C’est d’abord, à première vue, un film sur le tournage d’un film, comme La Nuit américaine avec lequel il résonne. La question du jeune acteur de Truffaut (les femmes sont-elles magiques?) trouve ici son écho dans le problème que pose au vieil acteur la mort et sa rencontre. Le tournage s’interrompt un temps, et laisse le temps à un autre d’avoir lieu, celui d’une bande d’enfants dans le décors d’un lieu désaffecté, et s’imbriquent les histoires.
Le film s’achève en revenant sur le plan qui l’a amorcé, offrant au problème qu’il posait une réponse, la seule dont soit capable le vivant : en fouillant du regard un lointain qui l’exclut. Pour jouer la rencontre avec la mort, l’acteur accepte d’abord de fermer les yeux, respectant la consigne, puis il refait la scène, à sa façon, les yeux ouverts, désarmés et curieux.

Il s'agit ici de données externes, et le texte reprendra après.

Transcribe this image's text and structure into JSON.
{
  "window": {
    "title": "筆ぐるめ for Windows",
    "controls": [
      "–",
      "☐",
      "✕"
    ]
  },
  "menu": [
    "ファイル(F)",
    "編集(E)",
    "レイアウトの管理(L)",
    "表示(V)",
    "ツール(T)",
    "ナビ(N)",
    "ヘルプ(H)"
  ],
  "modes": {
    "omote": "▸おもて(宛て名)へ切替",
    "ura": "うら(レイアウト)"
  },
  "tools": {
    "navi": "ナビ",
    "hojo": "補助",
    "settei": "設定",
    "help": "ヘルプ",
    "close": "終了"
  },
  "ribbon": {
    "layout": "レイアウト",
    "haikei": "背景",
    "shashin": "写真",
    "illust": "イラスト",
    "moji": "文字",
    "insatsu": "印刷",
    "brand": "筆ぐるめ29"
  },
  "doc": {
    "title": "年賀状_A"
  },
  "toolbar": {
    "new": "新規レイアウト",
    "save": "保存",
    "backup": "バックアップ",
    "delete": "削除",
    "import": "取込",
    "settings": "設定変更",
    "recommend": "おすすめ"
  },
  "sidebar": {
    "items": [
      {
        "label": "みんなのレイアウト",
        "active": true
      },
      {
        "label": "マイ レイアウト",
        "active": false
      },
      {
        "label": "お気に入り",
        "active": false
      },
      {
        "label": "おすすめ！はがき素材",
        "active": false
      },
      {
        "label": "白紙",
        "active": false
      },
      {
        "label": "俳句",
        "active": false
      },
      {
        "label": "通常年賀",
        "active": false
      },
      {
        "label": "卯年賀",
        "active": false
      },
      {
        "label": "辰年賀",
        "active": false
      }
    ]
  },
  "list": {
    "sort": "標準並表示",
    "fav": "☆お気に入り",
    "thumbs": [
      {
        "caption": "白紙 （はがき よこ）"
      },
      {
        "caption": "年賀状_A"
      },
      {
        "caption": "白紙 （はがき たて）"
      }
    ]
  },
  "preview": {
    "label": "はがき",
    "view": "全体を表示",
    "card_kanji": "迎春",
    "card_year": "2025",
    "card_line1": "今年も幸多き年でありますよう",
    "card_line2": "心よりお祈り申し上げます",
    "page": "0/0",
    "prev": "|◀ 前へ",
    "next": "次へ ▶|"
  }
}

Le personnage de l’acteur est joué par Jean-Pierre Léaud, et sa présence donne au film une épaisseur bien singulière. Léaud ou l’incarnation d’une nouvelle vague sexagénaire, l’expression révolue du renouveau passé du cinéma, monument vers lequel les adultes du film portent une admiration visible. Mais Léaud est aussi un vieil homme aux yeux des enfants. Il est alors Jean, Jean tout court, pour des enfants à court de mémoire, acteur sérieux et maladroit, qui écoute attentivement leurs directives mais les respecte peu, acteur libre, embauché dans un film de fantômes mais pour jouer un homme que les fantômes effraient.
Il est un vieil acteur qui joue et auprès de qui les enfants même paraissent sérieux, acteur qui rêve du fantôme de la femme aimée, et auprès de qui les enfants eux-mêmes apprennent à rêver. Le cinéma qu’il leur conseille et leur inspire n’a plus qu’à couler de source.
En lui les temps cohabitent, en dehors de la linéarité du déroulement du film, en dehors de la circularité qui est celle du scénario.
Et le regard du spectateur se surprend à le voir rajeunir à vue d’oeil. D’abord attentif à la métamorphose que l’âge impose à ses traits, guettant les signes de sa transformation, il est frappé ensuite de passer outre pour retrouver, intacts, les yeux du jeune homme, vifs et incrédules, les élans de sa voix ou l’emphase de sa gestuelle.
Le lion est mort et vive le lion, vive la promesse que revêt le retour bienveillant du fantôme, pour que, sans doute, vive, à jamais, le cinéma.